On the other end of the spectrum, there are companies like Sophos, which bought Astaro a few years ago. The appliances from the resulting Astaro-Sophos combination are beautiful: simply plug them in and use cloud-based monitoring and threat intelligence feeds. Though many of the appliances cost thousands of dollars, you can download the community edition for free and use it as a VM.
Wait! There's more. Loggly will look at your logs, Packetloop will examine full packet captures, and boy, there are still even more. There's Custodiet, an open source framework project to build virtual machines, threat intelligence feeds, and marketing materials, so a single consultant can become a full-fledged amanaged security services provider. This open source framework allows anyone to become an MSSP and service clients with firewalls, VPN connections, and threat intelligence.

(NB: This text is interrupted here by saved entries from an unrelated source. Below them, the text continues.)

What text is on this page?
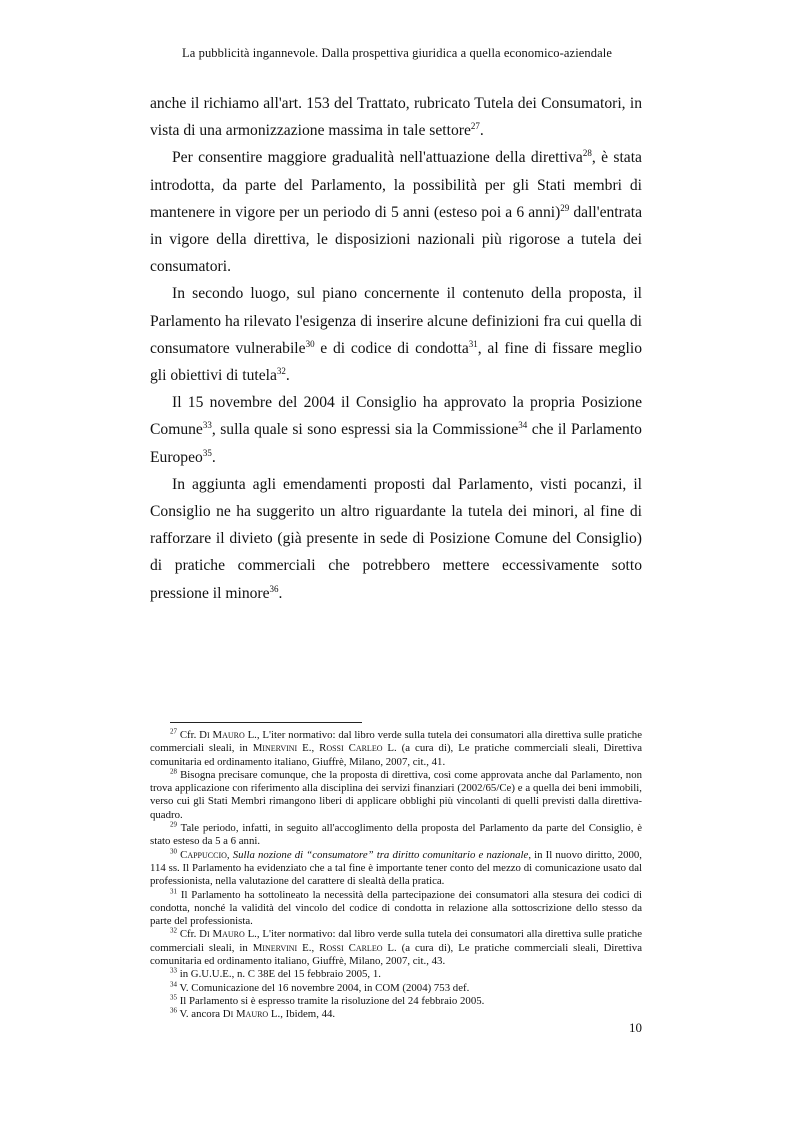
La pubblicità ingannevole. Dalla prospettiva giuridica a quella economico-aziendale

anche il richiamo all'art. 153 del Trattato, rubricato Tutela dei Consumatori, in vista di una armonizzazione massima in tale settore$^{27}$.

Per consentire maggiore gradualità nell'attuazione della direttiva$^{28}$, è stata introdotta, da parte del Parlamento, la possibilità per gli Stati membri di mantenere in vigore per un periodo di 5 anni (esteso poi a 6 anni)$^{29}$ dall'entrata in vigore della direttiva, le disposizioni nazionali più rigorose a tutela dei consumatori.

In secondo luogo, sul piano concernente il contenuto della proposta, il Parlamento ha rilevato l'esigenza di inserire alcune definizioni fra cui quella di consumatore vulnerabile$^{30}$ e di codice di condotta$^{31}$, al fine di fissare meglio gli obiettivi di tutela$^{32}$.

Il 15 novembre del 2004 il Consiglio ha approvato la propria Posizione Comune$^{33}$, sulla quale si sono espressi sia la Commissione$^{34}$ che il Parlamento Europeo$^{35}$.

In aggiunta agli emendamenti proposti dal Parlamento, visti pocanzi, il Consiglio ne ha suggerito un altro riguardante la tutela dei minori, al fine di rafforzare il divieto (già presente in sede di Posizione Comune del Consiglio) di pratiche commerciali che potrebbero mettere eccessivamente sotto pressione il minore$^{36}$.

$^{27}$ Cfr. Di Mauro L., L'iter normativo: dal libro verde sulla tutela dei consumatori alla direttiva sulle pratiche commerciali sleali, in Minervini E., Rossi Carleo L. (a cura di), Le pratiche commerciali sleali, Direttiva comunitaria ed ordinamento italiano, Giuffrè, Milano, 2007, cit., 41.

$^{28}$ Bisogna precisare comunque, che la proposta di direttiva, così come approvata anche dal Parlamento, non trova applicazione con riferimento alla disciplina dei servizi finanziari (2002/65/Ce) e a quella dei beni immobili, verso cui gli Stati Membri rimangono liberi di applicare obblighi più vincolanti di quelli previsti dalla direttiva-quadro.

$^{29}$ Tale periodo, infatti, in seguito all'accoglimento della proposta del Parlamento da parte del Consiglio, è stato esteso da 5 a 6 anni.

$^{30}$ Cappuccio, Sulla nozione di “consumatore” tra diritto comunitario e nazionale, in Il nuovo diritto, 2000, 114 ss. Il Parlamento ha evidenziato che a tal fine è importante tener conto del mezzo di comunicazione usato dal professionista, nella valutazione del carattere di slealtà della pratica.

$^{31}$ Il Parlamento ha sottolineato la necessità della partecipazione dei consumatori alla stesura dei codici di condotta, nonché la validità del vincolo del codice di condotta in relazione alla sottoscrizione dello stesso da parte del professionista.

$^{32}$ Cfr. Di Mauro L., L'iter normativo: dal libro verde sulla tutela dei consumatori alla direttiva sulle pratiche commerciali sleali, in Minervini E., Rossi Carleo L. (a cura di), Le pratiche commerciali sleali, Direttiva comunitaria ed ordinamento italiano, Giuffrè, Milano, 2007, cit., 43.

$^{33}$ in G.U.U.E., n. C 38E del 15 febbraio 2005, 1.

$^{34}$ V. Comunicazione del 16 novembre 2004, in COM (2004) 753 def.

$^{35}$ Il Parlamento si è espresso tramite la risoluzione del 24 febbraio 2005.

$^{36}$ V. ancora Di Mauro L., Ibidem, 44.

10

The world of network security appliances is vast. Which appliance is the best choice? Well, that depends. Do you have more money than you have time? Pick an appliance, then. Plenty of smart people, but no money to spare? Then DIY or using a pre-built framework may be your best bet. Sometimes it's appropriate to use a combination of existing tools, and sometimes you should just buy a box. What factors lead to which selection? Compliance? Security? Checking boxes? Scaling to meet the need? Expandability of features? Sometimes it's all of them.
Start with the first maxim of network monitoring: Know what you want to monitor! Are you looking to monitor outgoing network connections as well as inbound? Do you have a high threat/risk matrix? Are you worried about data loss? Do you want to monitor all files and their attributes to make sure nobody changes anything? How important is event correlation?
It's essential to plan out all the risks, threats, and assets you have, and determine what you need to monitor before you buy or build anything. Scoping out the needs will narrow down the field of competitors faster than anything else. (Well, budget is also a pretty fast winnower of products, but we're just talking about technical issues right now.)
If you don't plan, you don't win.
Disclaimer: The author used Security Onion, has used Sophos boxes, and is a member of the Custodiet team.